Today, Asian Pride has a different meaning to me than it once was. I learned from my experience in high school that you could be too proud.
I was so close minded and sheltered in my Asian world. I learned that you can still have your pride and still be open minded at the same time. I have been in many environments being the only Asian. Having Asian Pride makes me proud of who I am. It motivates me to be a better person, to better race relations. Just because someone is different from you should not mean anything.
I am including excerpts of what other people think of Asian Pride:
Kathryn-Jane B. Luce, 18, Illinois, said, “Asian Pride is materialistic. Asian Pride is often referred to as ‘Azn Pride’, in which and Asian has to hang out with an Asian ‘clique’, wear Nautica, Polo Sport, Tommy Hilfiguer, possess a pager, have a supped up car, etc. A lot of young Asians get sucked into this idea of being Asian and when they’re spit out into the real world, many of them are dumb founded because they are narrow-minded. Why can’t so many of my peers stop being so at full of themselves and their money? Asian Pride is about taking pride of one’s culture, but at the same time acknowledge and respect other cultures. And although racism still exists, we Asians can’t augment the hate by being too arrogant and prideful. Doing that would be wasting the efforts and hard work our Asian American elders exerted back in the 60’s and 70’s.”

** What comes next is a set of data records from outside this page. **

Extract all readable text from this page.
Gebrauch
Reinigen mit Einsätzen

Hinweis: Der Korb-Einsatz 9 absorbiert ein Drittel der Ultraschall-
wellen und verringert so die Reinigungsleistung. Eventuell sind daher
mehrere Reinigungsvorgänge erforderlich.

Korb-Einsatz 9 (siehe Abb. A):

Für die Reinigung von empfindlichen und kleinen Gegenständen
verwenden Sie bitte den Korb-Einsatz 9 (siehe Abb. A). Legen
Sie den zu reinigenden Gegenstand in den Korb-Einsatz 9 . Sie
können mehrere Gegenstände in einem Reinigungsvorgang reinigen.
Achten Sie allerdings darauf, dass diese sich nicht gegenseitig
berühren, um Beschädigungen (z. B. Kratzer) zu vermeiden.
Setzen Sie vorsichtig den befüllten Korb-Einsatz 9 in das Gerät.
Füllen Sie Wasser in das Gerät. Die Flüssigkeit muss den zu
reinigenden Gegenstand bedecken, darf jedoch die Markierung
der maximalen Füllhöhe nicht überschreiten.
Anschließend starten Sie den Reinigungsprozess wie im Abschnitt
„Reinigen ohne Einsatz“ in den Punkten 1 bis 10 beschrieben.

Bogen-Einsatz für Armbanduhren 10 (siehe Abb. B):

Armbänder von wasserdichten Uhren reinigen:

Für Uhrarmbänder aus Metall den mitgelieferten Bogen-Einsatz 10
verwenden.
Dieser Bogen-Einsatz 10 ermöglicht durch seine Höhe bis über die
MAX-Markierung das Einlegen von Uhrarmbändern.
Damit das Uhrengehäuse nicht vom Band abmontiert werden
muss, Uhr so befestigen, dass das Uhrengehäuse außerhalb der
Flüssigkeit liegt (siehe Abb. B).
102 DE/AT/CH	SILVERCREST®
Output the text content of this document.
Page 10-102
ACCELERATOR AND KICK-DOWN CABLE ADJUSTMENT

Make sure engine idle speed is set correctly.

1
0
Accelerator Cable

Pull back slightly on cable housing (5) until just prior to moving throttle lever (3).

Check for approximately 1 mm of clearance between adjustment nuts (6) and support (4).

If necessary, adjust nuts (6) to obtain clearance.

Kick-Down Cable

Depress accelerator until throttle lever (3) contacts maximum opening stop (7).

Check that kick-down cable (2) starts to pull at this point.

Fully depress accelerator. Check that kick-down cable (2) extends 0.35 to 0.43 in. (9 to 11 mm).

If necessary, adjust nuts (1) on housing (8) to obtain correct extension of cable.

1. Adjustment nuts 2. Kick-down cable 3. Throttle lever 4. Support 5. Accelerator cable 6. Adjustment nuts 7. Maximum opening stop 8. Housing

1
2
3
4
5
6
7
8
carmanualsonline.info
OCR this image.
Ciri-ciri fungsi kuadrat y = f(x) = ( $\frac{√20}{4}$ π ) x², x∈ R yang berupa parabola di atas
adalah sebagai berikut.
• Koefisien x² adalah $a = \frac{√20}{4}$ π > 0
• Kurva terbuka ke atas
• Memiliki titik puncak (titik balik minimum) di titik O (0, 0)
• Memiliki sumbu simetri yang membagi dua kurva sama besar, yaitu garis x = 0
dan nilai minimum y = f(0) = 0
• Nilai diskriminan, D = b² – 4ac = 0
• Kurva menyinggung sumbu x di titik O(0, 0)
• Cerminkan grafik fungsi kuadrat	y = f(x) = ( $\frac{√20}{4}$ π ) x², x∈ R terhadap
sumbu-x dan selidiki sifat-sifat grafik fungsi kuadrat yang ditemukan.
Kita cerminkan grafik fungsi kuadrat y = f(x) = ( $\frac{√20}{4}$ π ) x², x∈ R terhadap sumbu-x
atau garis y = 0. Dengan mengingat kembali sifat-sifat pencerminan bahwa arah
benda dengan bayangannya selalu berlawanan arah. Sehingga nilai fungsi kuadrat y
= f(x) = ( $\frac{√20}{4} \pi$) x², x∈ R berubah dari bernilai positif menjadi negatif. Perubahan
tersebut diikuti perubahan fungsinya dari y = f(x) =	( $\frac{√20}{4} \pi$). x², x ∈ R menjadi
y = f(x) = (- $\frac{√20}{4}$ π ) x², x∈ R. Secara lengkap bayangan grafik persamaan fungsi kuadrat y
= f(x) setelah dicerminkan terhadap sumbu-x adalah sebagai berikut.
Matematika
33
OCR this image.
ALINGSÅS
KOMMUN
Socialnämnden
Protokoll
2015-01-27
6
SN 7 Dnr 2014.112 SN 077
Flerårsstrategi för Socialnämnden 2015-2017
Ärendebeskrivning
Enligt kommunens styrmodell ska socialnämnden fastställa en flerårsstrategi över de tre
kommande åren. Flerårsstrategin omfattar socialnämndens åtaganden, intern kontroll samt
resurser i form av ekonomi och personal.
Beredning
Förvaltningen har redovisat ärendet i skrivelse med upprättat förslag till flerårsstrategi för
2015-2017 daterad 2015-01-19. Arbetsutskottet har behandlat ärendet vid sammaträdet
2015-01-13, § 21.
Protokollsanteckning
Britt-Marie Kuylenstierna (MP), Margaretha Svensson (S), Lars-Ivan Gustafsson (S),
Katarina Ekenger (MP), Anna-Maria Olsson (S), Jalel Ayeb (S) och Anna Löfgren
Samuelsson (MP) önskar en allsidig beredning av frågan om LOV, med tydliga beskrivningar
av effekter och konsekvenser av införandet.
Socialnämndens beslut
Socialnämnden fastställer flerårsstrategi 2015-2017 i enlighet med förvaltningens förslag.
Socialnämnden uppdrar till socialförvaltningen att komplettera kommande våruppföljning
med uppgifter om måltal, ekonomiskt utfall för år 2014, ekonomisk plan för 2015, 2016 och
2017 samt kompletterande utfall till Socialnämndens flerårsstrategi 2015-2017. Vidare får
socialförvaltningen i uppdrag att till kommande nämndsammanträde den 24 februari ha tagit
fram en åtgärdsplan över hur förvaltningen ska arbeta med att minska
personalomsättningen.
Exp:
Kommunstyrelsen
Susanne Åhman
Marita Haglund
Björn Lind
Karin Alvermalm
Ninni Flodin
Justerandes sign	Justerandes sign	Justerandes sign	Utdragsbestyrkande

Steve Wong, 22, Ontario, Canada said, “What’s the point of Asian Pride? To be recognized by mainstream folks, or just to get our piece of the pie? Most White people can’t tell the difference. Most people assume Chinese, Japanese, or Korean, but never Indonesian or Vietnamese, at least not by sight. What’s the point of Asian Pride? Recognition? Power? Money? Who are we trying to win over? Are we doing this to prove to ourselves that we can be equally outspoken and self confident as Blacks and/or Whites? For me, my identity lies with my Chinese and my Canadian upbringing. I identify myself as both, a product of a hybrid system which uses both Eastern and Western values. I use Yellow Power not as a rally cry against oppression and discrimination, but just to remind myself of who I am in this White-centric society. Asian Pride does have a purpose. It should serve as a point of reference for all of us. I doubt a pan-Asian movement will ever really be successful, given the many differences among our cultures, but at least you know where you stand in the big picture.